Die einzelnen Schüler/-innen und die Klassen als Ganzes hätten zu mehr Eigenständigkeit gefunden und eine demokratische Grundhaltung entwickelt. Dazu zählt sie, dass alle aufeinander hören, aufeinander eingehen, sich an gemeinsame Beschlüsse halten.

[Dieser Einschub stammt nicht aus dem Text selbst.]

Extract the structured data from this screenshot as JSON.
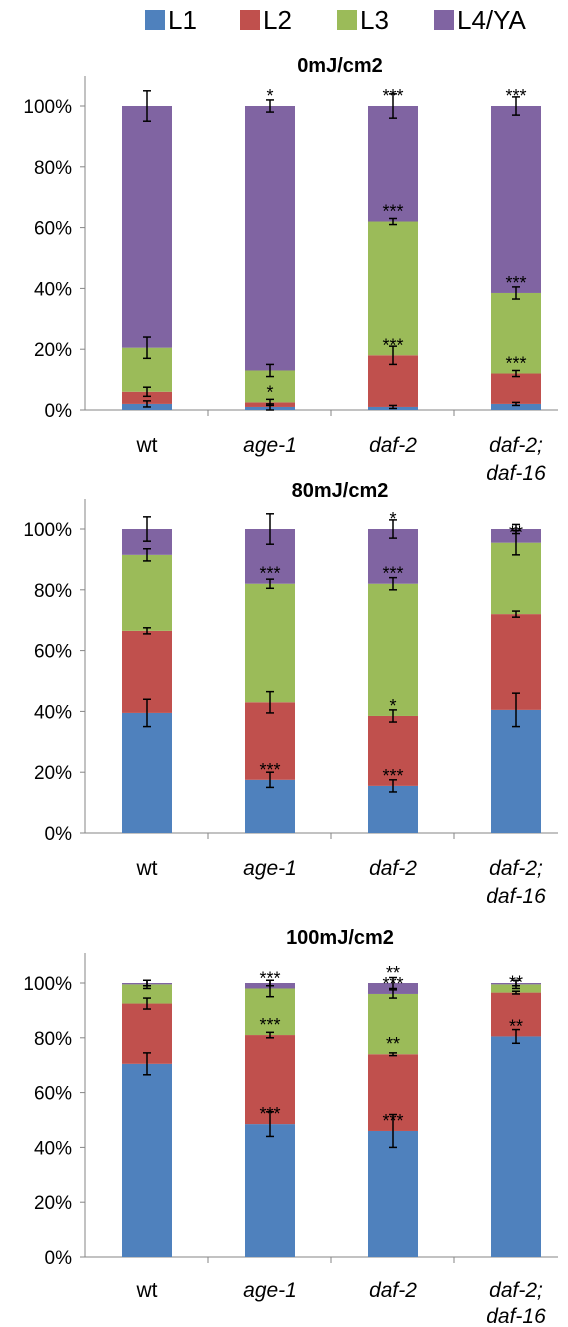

Ein wichtiger Schritt auf dem Weg zu der demokratischen Schulgemeinschaft, die Wulfhild Schwietzer und ihr Lehrerkollegium vor Augen haben: ein bewegtes Miteinander, das jeden in seiner Persönlichkeit entwickelt und aus den Unterschieden ein besonderes Ganzes wachsen lässt.
Schulbeschreibung:
Die Albert-Schweitzer-Grundschule liegt in einem eher kleinstädtischen, gemischten sozialen Umfeld. Die Schüler/-innen kommen aus der direkten Umgebung. Über 14 Nationen sind in der Schule vertreten. Der Migrantenanteil der Schülerschaft liegt bei mehr als 30%. In der Schule gibt es ein Nachmittagsangebot und Gruppenunterricht.